ARBot: A High-Fidelity Robotic Manipulator Teleoperation Framework

Abstract

The Evaluation Bottleneck: Validating Augmented Reality (AR) systems requires precise, repeatable ground-truth motion. While human testing is essential, natural biomechanical variability (tremors and fatigue) makes it impossible for users to perfectly replicate motions across multiple trials. This inconsistency creates a debugging dilemma: when an AR tracking algorithm glitches, is it a software flaw or just an erratic human movement?

The ARBot Solution: We introduce ARBot, a real-time teleoperation framework that translates unpredictable human motion into highly repeatable robotic execution. By acting as a deterministic physical proxy, ARBot completely isolates algorithm performance from human inconsistency.

Our open-source platform features:

Multimodal Capture: Natural 6-DOF tracking via a mobile AR app, or highly-stable tracking via a custom CV+IMU pipeline.
Proactively-Safe Control: A custom QP controller that filters out human jitter, achieving up to a 10.2x reduction in human motion variability and a ~5mm median tracking accuracy.
Benchmark Dataset: A collection of 132 human and synthetic trajectories to accelerate controllable, scalable AR testing.

How ARBot Works

1. Capture

User intent is captured via natural 6-DOF tracking (ARPose App) or high-precision Depth Camera + IMU sensors.

2. Process

A ROS2 backend applies Kalman filtering and a QP Controller to remove human tremor and solve inverse kinematics.

3. Execute

The PIPER arm faithfully replays the smoothed motion with ~5mm median accuracy via the CAN Bus protocol.

Hardware Setup: PIPER Arm, ARPose, Depth Camera, and IMU.

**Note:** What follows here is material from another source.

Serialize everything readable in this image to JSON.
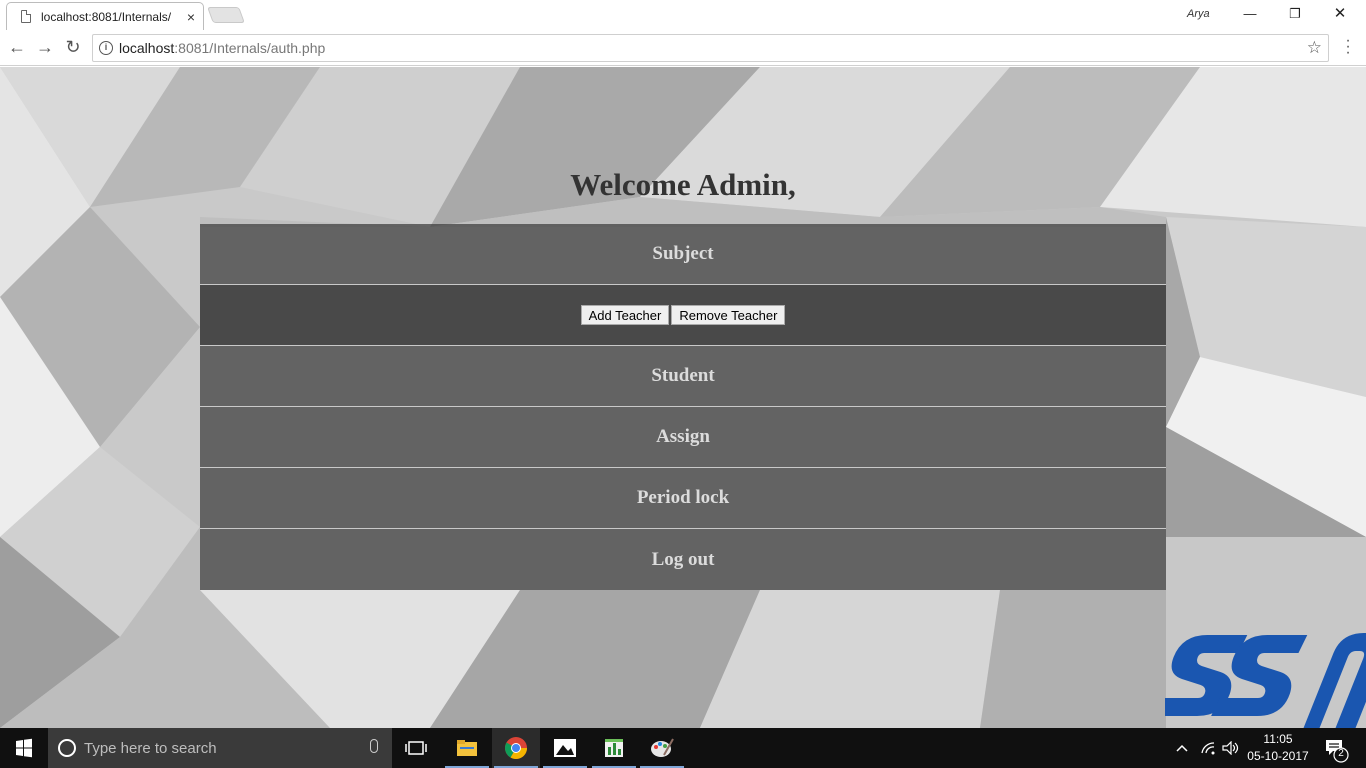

System Architecture: Raw capture data is filtered and solved via ROS2 (Kalman Filter + QSQP) before robot execution.

Our Capture Systems

ARPose App

The ARPose app leverages Google's ARCore for natural 6-DOF tracking, offering an intuitive, plug-and-play user experience. ARPose is much easier to deploy and better captures the flexible, unconstrained hand motions typical of everyday AR users.

CV+IMU Setup

The CV+IMU setup combines an Intel RealSense L515 LiDAR Depth Camera with a wearable inertial sensor (MPU-9250) to capture highly stable, precise wrist movements. High-frequency 200Hz IMU data acts as a safety net during transient visual tracking drops.

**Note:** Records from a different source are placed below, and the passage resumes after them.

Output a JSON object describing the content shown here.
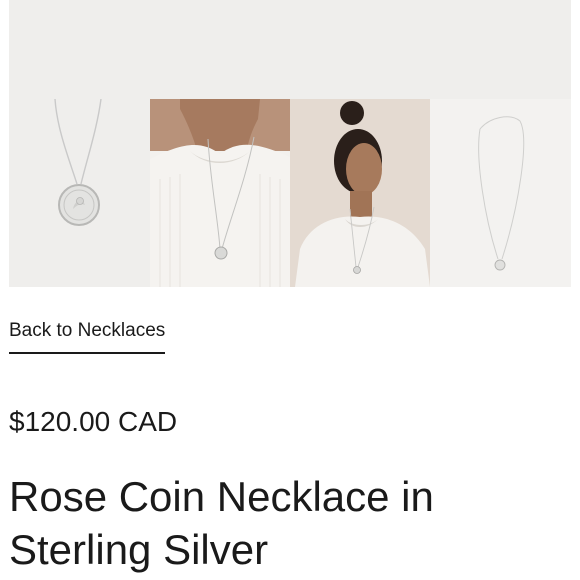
{
  "gallery": {
    "images": [
      {
        "icon": "necklace-product-image"
      },
      {
        "icon": "model-closeup-image"
      },
      {
        "icon": "model-portrait-image"
      },
      {
        "icon": "necklace-flat-image"
      }
    ]
  },
  "nav": {
    "back_label": "Back to Necklaces"
  },
  "product": {
    "price": "$120.00 CAD",
    "title": "Rose Coin Necklace in Sterling Silver"
  }
}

High-Fidelity Tracking Alignment

Watch the trajectories below playing in real-time. The top row shows 3 raw human trajectories characterized by natural tremor and drift (averaging ~75mm of variance). The bottom row demonstrates ARBot's 5 robotic executions specifically tasked with mimicking the exact intended path of the first human trajectory (Human trial 1). By reducing human Inter-Trial Variability (ITV) by up to 10.2x, ARBot achieves an unprecedented ~5.0 mm median Absolute Trajectory Error (ATE) compared to the source motion. All plots share the identical absolute scale.

Note: Currently displaying simulated fallback data.

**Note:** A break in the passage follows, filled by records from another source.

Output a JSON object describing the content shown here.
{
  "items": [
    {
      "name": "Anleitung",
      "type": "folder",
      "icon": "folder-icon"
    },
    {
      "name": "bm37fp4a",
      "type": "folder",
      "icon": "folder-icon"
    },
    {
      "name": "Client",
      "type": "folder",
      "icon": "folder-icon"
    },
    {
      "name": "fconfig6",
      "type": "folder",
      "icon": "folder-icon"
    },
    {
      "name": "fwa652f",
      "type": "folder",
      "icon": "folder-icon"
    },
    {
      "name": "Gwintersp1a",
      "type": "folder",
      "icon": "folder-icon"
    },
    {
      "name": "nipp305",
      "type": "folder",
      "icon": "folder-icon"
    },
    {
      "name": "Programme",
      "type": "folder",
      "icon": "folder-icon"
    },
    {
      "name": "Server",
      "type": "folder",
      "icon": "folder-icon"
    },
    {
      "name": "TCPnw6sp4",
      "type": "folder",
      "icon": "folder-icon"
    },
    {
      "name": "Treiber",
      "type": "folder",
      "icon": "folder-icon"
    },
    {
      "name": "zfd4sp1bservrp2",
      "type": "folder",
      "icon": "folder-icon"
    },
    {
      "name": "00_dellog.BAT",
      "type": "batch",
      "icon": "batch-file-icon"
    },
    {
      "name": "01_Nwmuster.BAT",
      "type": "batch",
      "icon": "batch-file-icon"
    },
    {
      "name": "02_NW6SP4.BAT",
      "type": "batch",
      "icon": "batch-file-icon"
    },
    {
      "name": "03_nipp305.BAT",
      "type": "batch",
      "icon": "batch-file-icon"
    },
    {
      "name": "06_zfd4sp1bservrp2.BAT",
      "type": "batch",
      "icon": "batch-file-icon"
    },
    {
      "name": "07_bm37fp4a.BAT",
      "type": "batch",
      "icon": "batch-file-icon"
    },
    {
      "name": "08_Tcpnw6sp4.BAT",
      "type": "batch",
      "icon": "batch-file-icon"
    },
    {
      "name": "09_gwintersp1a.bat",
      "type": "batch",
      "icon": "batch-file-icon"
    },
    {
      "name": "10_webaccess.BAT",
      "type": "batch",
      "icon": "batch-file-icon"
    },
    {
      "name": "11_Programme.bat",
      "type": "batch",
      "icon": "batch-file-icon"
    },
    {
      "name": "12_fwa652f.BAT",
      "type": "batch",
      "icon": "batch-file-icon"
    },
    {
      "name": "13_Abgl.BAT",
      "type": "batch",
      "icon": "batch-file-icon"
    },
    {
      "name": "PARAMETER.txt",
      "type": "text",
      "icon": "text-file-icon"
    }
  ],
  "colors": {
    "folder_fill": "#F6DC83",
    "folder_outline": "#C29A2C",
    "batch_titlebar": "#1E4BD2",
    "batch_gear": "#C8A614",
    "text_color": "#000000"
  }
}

To render your actual dataset, make sure your files are correctly placed and you are running a local web server (e.g., python -m http.server).

Data Source: Loading...

Human trial 1

Human trial 2

Human trial 3

Robot trial 1

Robot trial 2

Robot trial 3

Robot trial 4

Robot trial 5

How can the community use ARBot?

ARBot is designed as a modular toolkit rather than a monolithic project. Depending on your laboratory's available hardware, here are four strategic ways the community can leverage our pipelines and datasets for advanced research:

Machine Learning & Prediction

Algorithm Validation via Raw Datasets

Skip physical hardware setup entirely. Inject our open-source dataset of 132 trajectories directly into PyTorch, MATLAB, or Gazebo as raw motion inputs.

Featuring distinct topological patterns (squares, circles, "S" shapes), this dataset provides robust, varied kinematic behaviors (sharp corners, continuous curves) to rigorously train self-supervised intent-prediction networks or validate novel smoothing algorithms purely in simulation.

CV & Spatial Computing

Sim-to-Real SLAM Degradation Profiling

Utilize ARBot's execution arm in autonomous "repeatable mode" to push AR headsets and vision sensors to their absolute algorithmic limits.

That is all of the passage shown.